Are there any good open source text-to-speech tools?
There are paid services that offer this (e.g. resemble.ai), and a few colab notebooks that I haven't found very helpful, but I wanted to know whether anyone here has had any luck with free text to speech (tts, t2s) tools. Thank you!
I've been playing with mimic 3 from Mycroft lately. It's pretty usable out of the box and is self hostable. https://mycroft.ai/mimic-3/
I actually looked into this a month or so ago, what I was looking for was just reasonable sounding simple tts driven by the cli (so heavyweight things were out, as were most things with a local server, though I looked at some I think).
I ended up going with pico-tts[0]. I remember looking at a few other things and left myself the following comment:
# checked out mimic as well. Didn't seem great, espeak is like nails on a chalkboard
# haven't checked out marytts or larynx or anything, but this is good enough™
[0]
https://github.com/Iiridayn/pico-tts
I have a ton of fun using the "say" program on MacOS to write toy programs with my kids, have often wanted a version that could run on my eldest's Manjaro laptop. Are any of the above analogously simple to use?

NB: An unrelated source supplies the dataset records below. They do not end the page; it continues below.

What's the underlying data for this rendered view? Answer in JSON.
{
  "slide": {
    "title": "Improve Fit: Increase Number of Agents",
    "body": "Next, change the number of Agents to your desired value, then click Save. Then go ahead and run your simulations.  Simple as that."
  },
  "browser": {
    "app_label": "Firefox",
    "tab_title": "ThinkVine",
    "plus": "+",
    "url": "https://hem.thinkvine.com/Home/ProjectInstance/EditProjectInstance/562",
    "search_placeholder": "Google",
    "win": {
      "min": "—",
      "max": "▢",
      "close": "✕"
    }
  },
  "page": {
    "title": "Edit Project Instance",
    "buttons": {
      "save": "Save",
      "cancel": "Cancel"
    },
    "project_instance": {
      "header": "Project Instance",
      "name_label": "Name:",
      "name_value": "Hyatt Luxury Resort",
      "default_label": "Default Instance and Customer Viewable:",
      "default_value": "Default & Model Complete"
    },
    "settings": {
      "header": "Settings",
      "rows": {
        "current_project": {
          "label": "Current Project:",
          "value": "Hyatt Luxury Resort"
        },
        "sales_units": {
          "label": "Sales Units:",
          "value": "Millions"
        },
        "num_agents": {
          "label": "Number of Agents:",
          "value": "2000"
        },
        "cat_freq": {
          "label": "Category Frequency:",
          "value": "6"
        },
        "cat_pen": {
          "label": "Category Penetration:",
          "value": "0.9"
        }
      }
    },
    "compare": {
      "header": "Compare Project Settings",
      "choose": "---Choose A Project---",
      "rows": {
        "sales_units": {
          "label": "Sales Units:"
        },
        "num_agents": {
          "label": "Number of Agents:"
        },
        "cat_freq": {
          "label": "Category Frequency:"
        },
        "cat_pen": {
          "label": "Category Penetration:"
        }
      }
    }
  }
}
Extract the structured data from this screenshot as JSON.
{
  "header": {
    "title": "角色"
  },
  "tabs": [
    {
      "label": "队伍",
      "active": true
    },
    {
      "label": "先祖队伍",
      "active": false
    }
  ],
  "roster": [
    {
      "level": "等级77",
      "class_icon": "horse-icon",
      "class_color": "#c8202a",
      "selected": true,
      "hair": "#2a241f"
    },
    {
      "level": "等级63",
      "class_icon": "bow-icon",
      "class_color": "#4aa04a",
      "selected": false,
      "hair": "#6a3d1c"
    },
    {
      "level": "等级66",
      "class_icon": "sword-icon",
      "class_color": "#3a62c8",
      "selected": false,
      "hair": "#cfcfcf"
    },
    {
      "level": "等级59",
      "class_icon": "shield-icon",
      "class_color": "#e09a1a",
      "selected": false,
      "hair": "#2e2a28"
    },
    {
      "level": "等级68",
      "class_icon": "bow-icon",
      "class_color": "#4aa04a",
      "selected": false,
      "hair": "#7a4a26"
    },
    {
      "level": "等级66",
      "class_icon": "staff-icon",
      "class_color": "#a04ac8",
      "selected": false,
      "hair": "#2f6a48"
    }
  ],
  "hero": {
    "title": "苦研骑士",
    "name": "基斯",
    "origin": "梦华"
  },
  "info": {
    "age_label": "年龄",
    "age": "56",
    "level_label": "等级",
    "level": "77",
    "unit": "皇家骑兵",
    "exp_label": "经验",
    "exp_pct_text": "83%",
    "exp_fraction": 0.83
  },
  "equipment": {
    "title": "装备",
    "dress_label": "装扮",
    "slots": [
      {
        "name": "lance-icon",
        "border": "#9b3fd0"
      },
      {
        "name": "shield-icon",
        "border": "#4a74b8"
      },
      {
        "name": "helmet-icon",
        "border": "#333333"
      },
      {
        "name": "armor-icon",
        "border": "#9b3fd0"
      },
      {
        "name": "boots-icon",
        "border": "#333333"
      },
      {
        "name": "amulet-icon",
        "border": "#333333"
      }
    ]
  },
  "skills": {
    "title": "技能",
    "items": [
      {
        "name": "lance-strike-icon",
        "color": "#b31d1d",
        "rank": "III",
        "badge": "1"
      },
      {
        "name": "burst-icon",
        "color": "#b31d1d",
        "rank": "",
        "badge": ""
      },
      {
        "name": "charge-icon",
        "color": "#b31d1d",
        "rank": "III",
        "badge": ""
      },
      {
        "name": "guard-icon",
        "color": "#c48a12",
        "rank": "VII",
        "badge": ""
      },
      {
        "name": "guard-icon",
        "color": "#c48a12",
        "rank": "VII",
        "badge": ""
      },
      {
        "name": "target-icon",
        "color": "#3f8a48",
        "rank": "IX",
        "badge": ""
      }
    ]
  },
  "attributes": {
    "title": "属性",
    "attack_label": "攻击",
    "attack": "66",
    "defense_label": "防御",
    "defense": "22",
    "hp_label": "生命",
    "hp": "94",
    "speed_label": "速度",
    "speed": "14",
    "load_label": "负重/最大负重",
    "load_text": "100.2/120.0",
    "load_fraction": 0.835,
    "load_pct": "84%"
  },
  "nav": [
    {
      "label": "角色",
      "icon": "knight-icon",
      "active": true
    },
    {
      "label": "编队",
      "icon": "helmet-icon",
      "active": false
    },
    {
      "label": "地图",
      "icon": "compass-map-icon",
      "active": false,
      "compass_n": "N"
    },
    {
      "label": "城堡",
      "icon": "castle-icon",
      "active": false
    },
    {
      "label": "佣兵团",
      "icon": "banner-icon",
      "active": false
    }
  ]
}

I’m interested in the opposite: I want to transcribe meetings at work because my memory and note taking are inadequate.
I’m familiar with things like otter.ai but I am not risking my job by sharing data with something I don’t control.
it's the only one I have any experience with
This doesn't answer the question, but I thought it might be relevant to mention here that I've been using chatGPT + resemble.ai to create what I believe is the first kid's stories podcast created entirely by AI.
Here's how it works:
- Kid requests a story about a, b, c on www.makedupstories.com
- chatGPT generates the text for a story, summary, and title
- we send this to resemble.ai (sounds like Tortoise TTS would work just as well), which has a clone of my voice
- the audio file then gets sent to anchor.fm
you can listen to example episodes here on Spotify: https://open.spotify.com/show/6liL4T3kJf1scHq134s0mJ
And here on Apple podcasts:
https://podcasts.apple.com/us/podcast/kidscast-kids-stories-...

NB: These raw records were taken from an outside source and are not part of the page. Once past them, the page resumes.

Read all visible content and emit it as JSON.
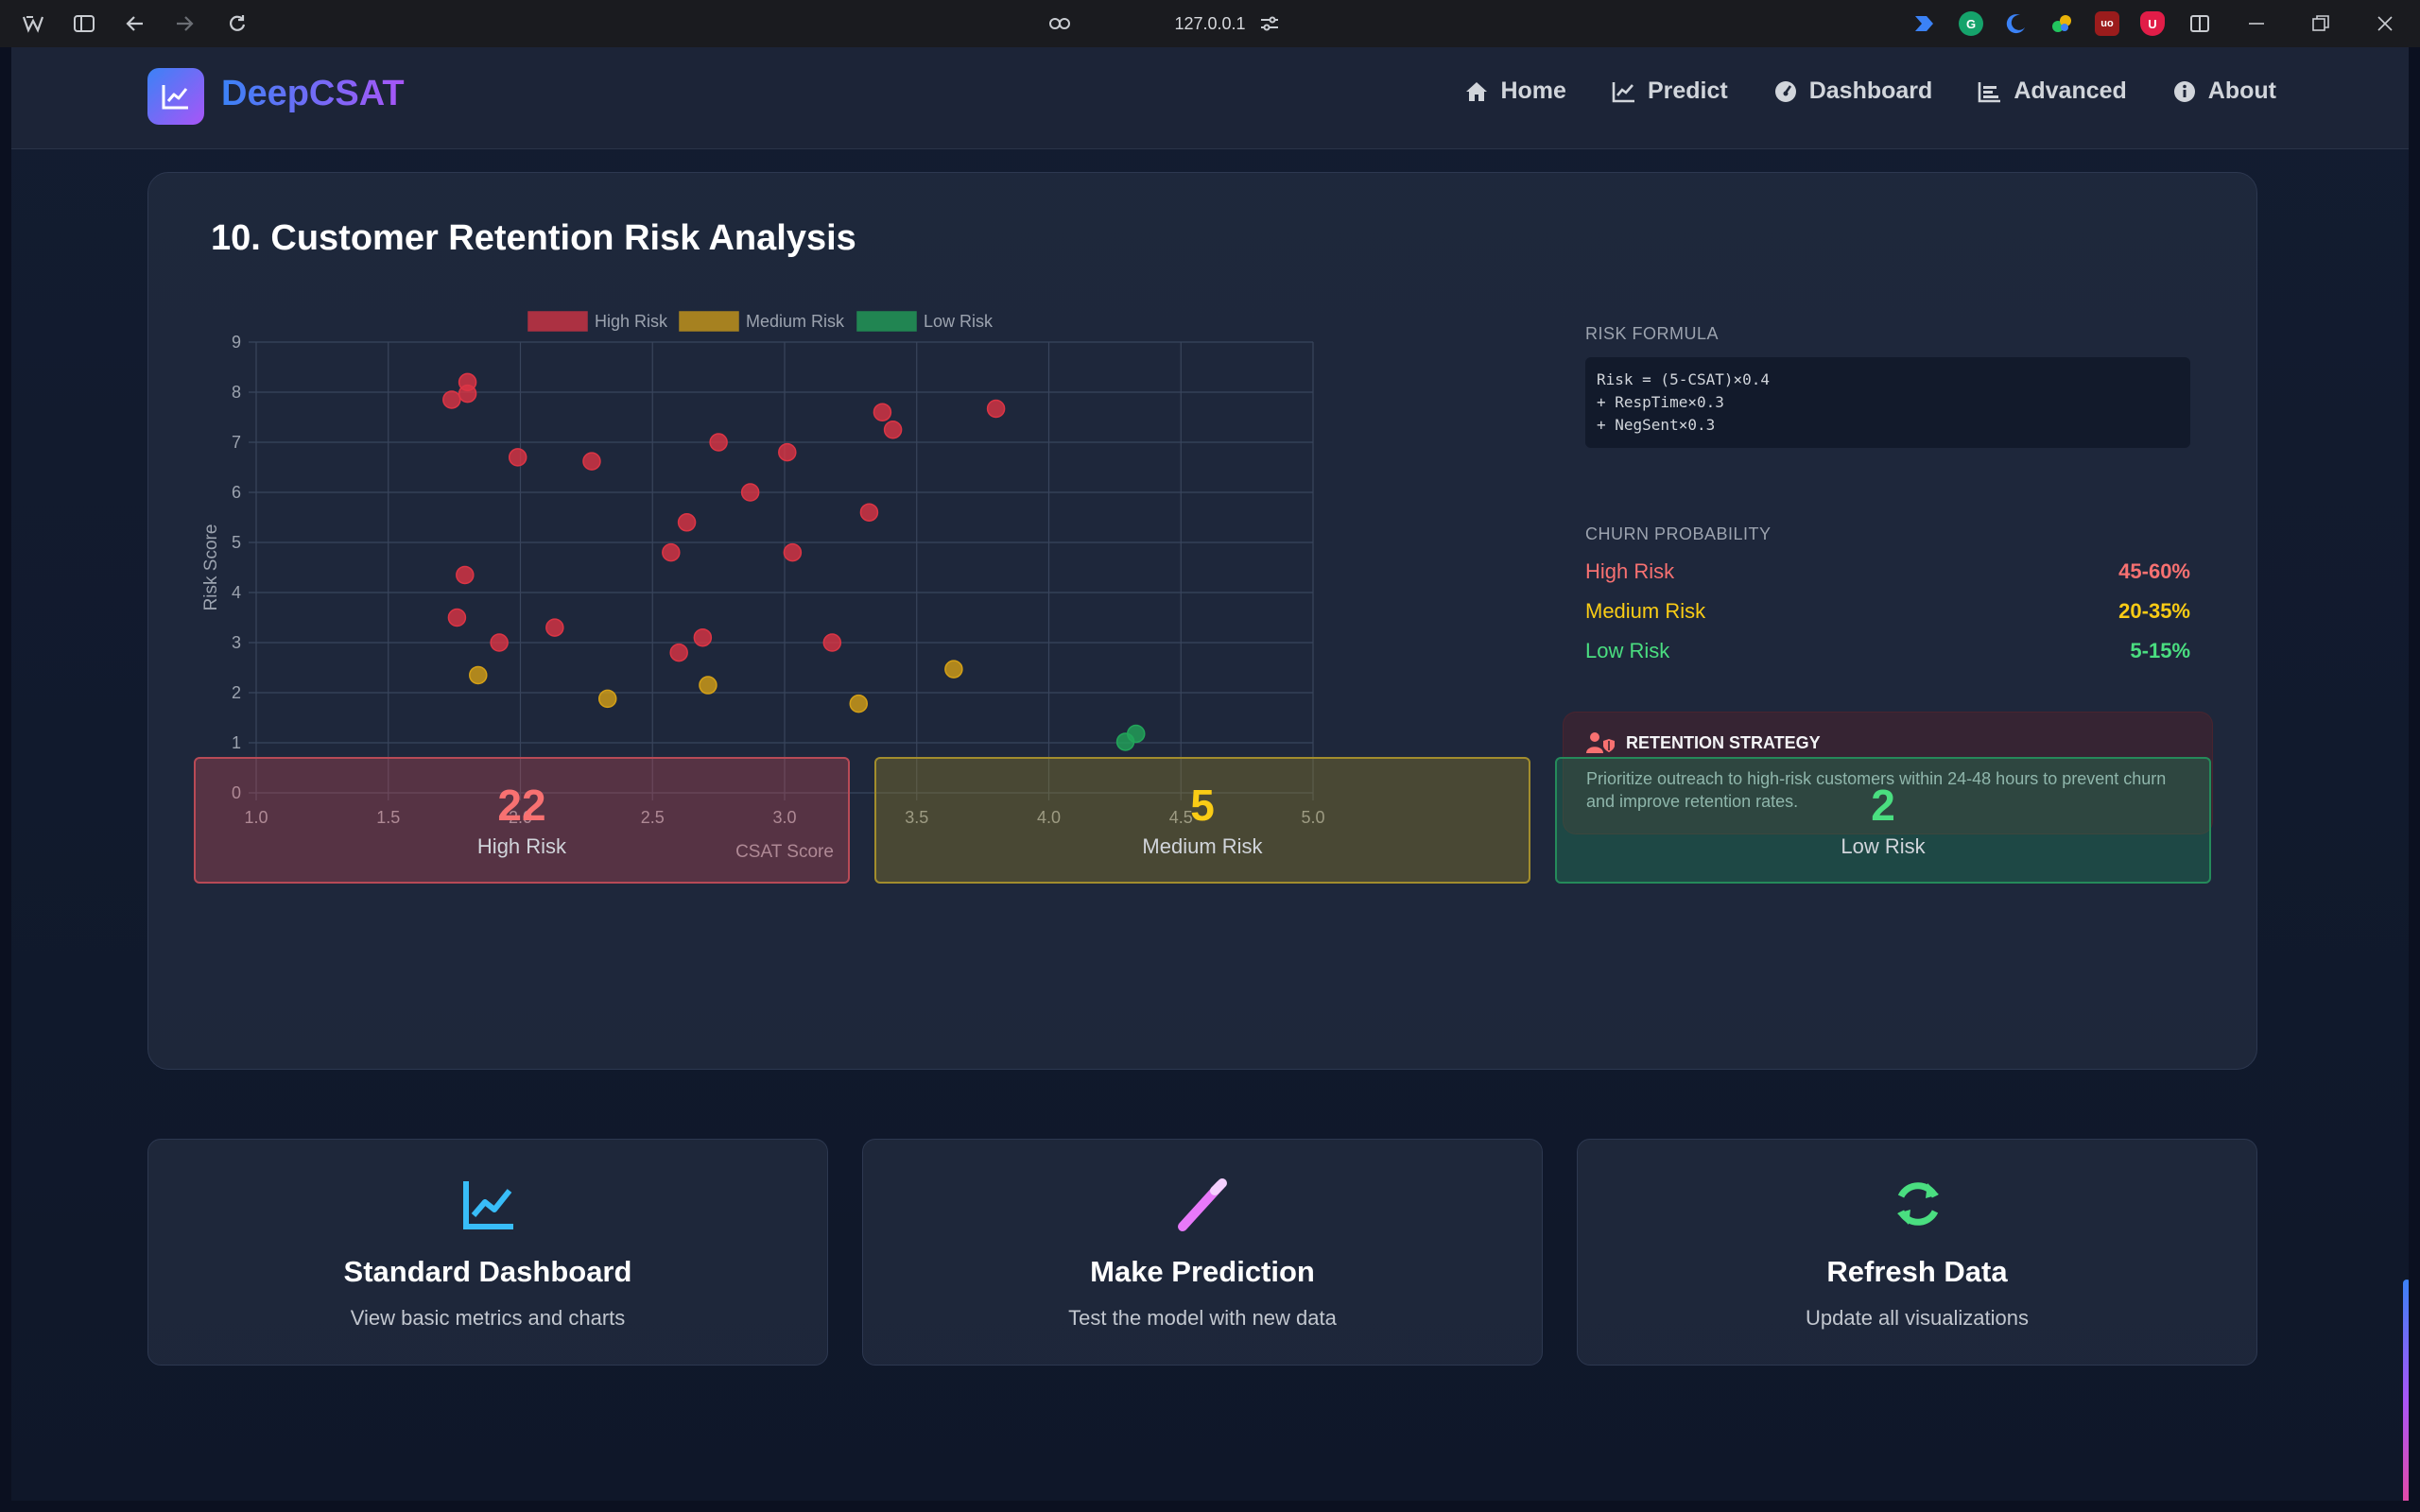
{
  "browser": {
    "url": "127.0.0.1"
  },
  "nav": {
    "brand": "DeepCSAT",
    "links": [
      {
        "label": "Home",
        "icon": "home-icon"
      },
      {
        "label": "Predict",
        "icon": "chart-line-icon"
      },
      {
        "label": "Dashboard",
        "icon": "gauge-icon"
      },
      {
        "label": "Advanced",
        "icon": "chart-bar-icon"
      },
      {
        "label": "About",
        "icon": "info-icon"
      }
    ]
  },
  "section": {
    "title": "10. Customer Retention Risk Analysis",
    "formula_label": "RISK FORMULA",
    "formula_lines": [
      "Risk = (5-CSAT)×0.4",
      "+ RespTime×0.3",
      "+ NegSent×0.3"
    ],
    "churn_label": "CHURN PROBABILITY",
    "churn": [
      {
        "label": "High Risk",
        "value": "45-60%",
        "color": "#f87171"
      },
      {
        "label": "Medium Risk",
        "value": "20-35%",
        "color": "#facc15"
      },
      {
        "label": "Low Risk",
        "value": "5-15%",
        "color": "#4ade80"
      }
    ],
    "strategy_title": "RETENTION STRATEGY",
    "strategy_text": "Prioritize outreach to high-risk customers within 24-48 hours to prevent churn and improve retention rates.",
    "cards": [
      {
        "num": "22",
        "label": "High Risk",
        "color": "#f87171",
        "bg": "rgba(220, 80, 90, 0.32)",
        "border": "#b84a56"
      },
      {
        "num": "5",
        "label": "Medium Risk",
        "color": "#facc15",
        "bg": "rgba(160, 140, 40, 0.35)",
        "border": "#a28d2d"
      },
      {
        "num": "2",
        "label": "Low Risk",
        "color": "#4ade80",
        "bg": "rgba(30, 140, 90, 0.35)",
        "border": "#258a5a"
      }
    ]
  },
  "actions": [
    {
      "title": "Standard Dashboard",
      "subtitle": "View basic metrics and charts",
      "icon": "chart-line-icon",
      "color": "#38bdf8"
    },
    {
      "title": "Make Prediction",
      "subtitle": "Test the model with new data",
      "icon": "magic-wand-icon",
      "color": "#e879f9"
    },
    {
      "title": "Refresh Data",
      "subtitle": "Update all visualizations",
      "icon": "refresh-icon",
      "color": "#4ade80"
    }
  ],
  "chart_data": {
    "type": "scatter",
    "title": "",
    "xlabel": "CSAT Score",
    "ylabel": "Risk Score",
    "xlim": [
      1.0,
      5.0
    ],
    "ylim": [
      0,
      9
    ],
    "xticks": [
      "1.0",
      "1.5",
      "2.0",
      "2.5",
      "3.0",
      "3.5",
      "4.0",
      "4.5",
      "5.0"
    ],
    "yticks": [
      "0",
      "1",
      "2",
      "3",
      "4",
      "5",
      "6",
      "7",
      "8",
      "9"
    ],
    "grid": true,
    "legend_position": "top",
    "series": [
      {
        "name": "High Risk",
        "color": "#dc3545",
        "points": [
          [
            1.74,
            7.85
          ],
          [
            1.8,
            8.2
          ],
          [
            1.8,
            7.97
          ],
          [
            1.99,
            6.7
          ],
          [
            2.27,
            6.62
          ],
          [
            2.75,
            7.0
          ],
          [
            3.01,
            6.8
          ],
          [
            3.37,
            7.6
          ],
          [
            3.41,
            7.25
          ],
          [
            3.8,
            7.67
          ],
          [
            2.87,
            6.0
          ],
          [
            2.63,
            5.4
          ],
          [
            2.57,
            4.8
          ],
          [
            3.03,
            4.8
          ],
          [
            3.32,
            5.6
          ],
          [
            1.79,
            4.35
          ],
          [
            1.76,
            3.5
          ],
          [
            1.92,
            3.0
          ],
          [
            2.13,
            3.3
          ],
          [
            2.69,
            3.1
          ],
          [
            2.6,
            2.8
          ],
          [
            3.18,
            3.0
          ]
        ]
      },
      {
        "name": "Medium Risk",
        "color": "#d4a017",
        "points": [
          [
            1.84,
            2.35
          ],
          [
            2.33,
            1.88
          ],
          [
            2.71,
            2.15
          ],
          [
            3.28,
            1.78
          ],
          [
            3.64,
            2.47
          ]
        ]
      },
      {
        "name": "Low Risk",
        "color": "#22a55a",
        "points": [
          [
            4.29,
            1.02
          ],
          [
            4.33,
            1.18
          ]
        ]
      }
    ]
  }
}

Bonus points for models that work well offline on mobile devices.
Depends on how you define "good". Espeak-ng, for example, works just fine as such. But the quality of the freely available voices is nothing close to the Siri / Google Assistant / Alexa / whatever standard. Understandable? Yes. Usable? Yes. But "good"? Mmmmm... YMMV.
I have no recommendations, but I'm curious if someone has tried to train a TTS on the data made by one of the commercial services. Generating data would be very cheap, labels perfect, and there would be less noise than in the human datasets.
It's free up to $30 & then cost price after that. It's exceptionally realistic, but can take a bit of time to synthesise as a result.
Founder of dubverse.ai here. As someone who has done production level TTS(deployed on India's largest news network) I can say there is alot of room for improvement in terms of intelligibility. Most of these open source toolkits/models offer only a certain quality of TTS which is IMO good to play around with but damn too tough to make it sound studio-quality
If your use case allows for a web API, I've had good experience running OpenTTS[0].
It packages several models, including Coqui AI's TTS which I tend to use the most. There's a handy Docker image, too.
[0] https://github.com/synesthesiam/opentts
Yeah, I have used espeak, flite tts, RH voice, and a couple of others and they work very well.
Coqui is a open source text to speech solution.
I haven’t used it in a while but I seen a lot a of new feature listed over the last year or so.
Give it a try
https://github.com/coqui-ai/TTS
Funny how "everybody" is working into the same ChatGPT projects right now (Speech to Text, API integration, TTS...)
Somehow it's a nice to observe this trend to start working in other areas.
Not sure if you’re looking to train your own model or just run inference on pretrained models, but if it’s the former, you can find espnet, TensorflowTTS and coqui on GitHub.
I've have pretty good luck with flowtron after watching an nvidia screencast on it. CPU only inference performance isn't great though.
When I last compared (about a year ago) Google was the best of the commercial solutions. Is that still the case?
CoquiAi seems very good from the work I've done with it.
Given a URL, this service return an audio file / stream (in WAV format) that reads out the main content of the webpage.
https://github.com/tslmy/tts
Are there any that use TensorflowLite?